Colonel Moran turned to the official detective.
"You may or may not have just cause for arresting me," said
he, "but at least there can be no reason why I should
submit to the gibes of this person. If I am in the hands
of the law let things be done in a legal way."
"Well, that's reasonable enough," said Lestrade. "Nothing
further you have to say, Mr. Holmes, before we go?"
Holmes had picked up the powerful air-gun from the floor
and was examining its mechanism.
"An admirable and unique weapon," said he, "noiseless and
of tremendous power. I knew Von Herder, the blind German
mechanic, who constructed it to the order of the late
Professor Moriarty. For years I have been aware of its
existence, though I have never before had an opportunity
of handling it. I commend it very specially to your
attention, Lestrade, and also the bullets which fit it."
"You can trust us to look after that, Mr. Holmes," said
Lestrade, as the whole party moved towards the door.
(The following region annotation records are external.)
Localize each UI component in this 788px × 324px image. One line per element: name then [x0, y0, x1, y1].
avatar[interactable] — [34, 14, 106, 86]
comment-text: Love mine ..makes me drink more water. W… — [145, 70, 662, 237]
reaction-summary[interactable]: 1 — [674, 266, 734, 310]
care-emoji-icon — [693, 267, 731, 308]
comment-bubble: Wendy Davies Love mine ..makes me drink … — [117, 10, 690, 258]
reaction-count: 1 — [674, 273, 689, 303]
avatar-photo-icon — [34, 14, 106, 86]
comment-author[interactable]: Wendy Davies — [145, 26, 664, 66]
"Anything further to say?"
"Only to ask what charge you intend to prefer?"
"What charge, sir? Why, of course, the attempted murder of
Mr. Sherlock Holmes."
"Not so, Lestrade. I do not propose to appear in the
matter at all. To you, and to you only, belongs the credit
of the remarkable arrest which you have effected. Yes,
Lestrade, I congratulate you! With your usual happy
mixture of cunning and audacity you have got him."
"Got him! Got whom, Mr. Holmes?"
"The man that the whole force has been seeking in vain --
Colonel Sebastian Moran, who shot the Honourable Ronald
Adair with an expanding bullet from an air-gun through the
open window of the second-floor front of No. 427, Park
Lane, upon the 30th of last month. That's the charge,
Lestrade. And now, Watson, if you can endure the draught
from a broken window, I think that half an hour in my study
over a cigar may afford you some profitable amusement."
Our old chambers had been left unchanged through the
supervision of Mycroft Holmes and the immediate care of
Mrs. Hudson. As I entered I saw, it is true, an unwonted
tidiness, but the old landmarks were all in their place.
There were the chemical corner and the acid-stained,
deal-topped table. There upon a shelf was the row of
formidable scrap-books and books of reference which many of
our fellow-citizens would have been so glad to burn. The
diagrams, the violin-case, and the pipe-rack -- even the
Persian slipper which contained the tobacco -- all met my
eyes as I glanced round me. There were two occupants of
the room -- one Mrs. Hudson, who beamed upon us both as we
entered; the other the strange dummy which had played so
important a part in the evening's adventures. It was a
wax-coloured model of my friend, so admirably done that
it was a perfect facsimile. It stood on a small pedestal
table with an old dressing-gown of Holmes's so draped round
it that the illusion from the street was absolutely perfect.
"I hope you preserved all precautions, Mrs. Hudson?" said
Holmes.
"I went to it on my knees, sir, just as you told me."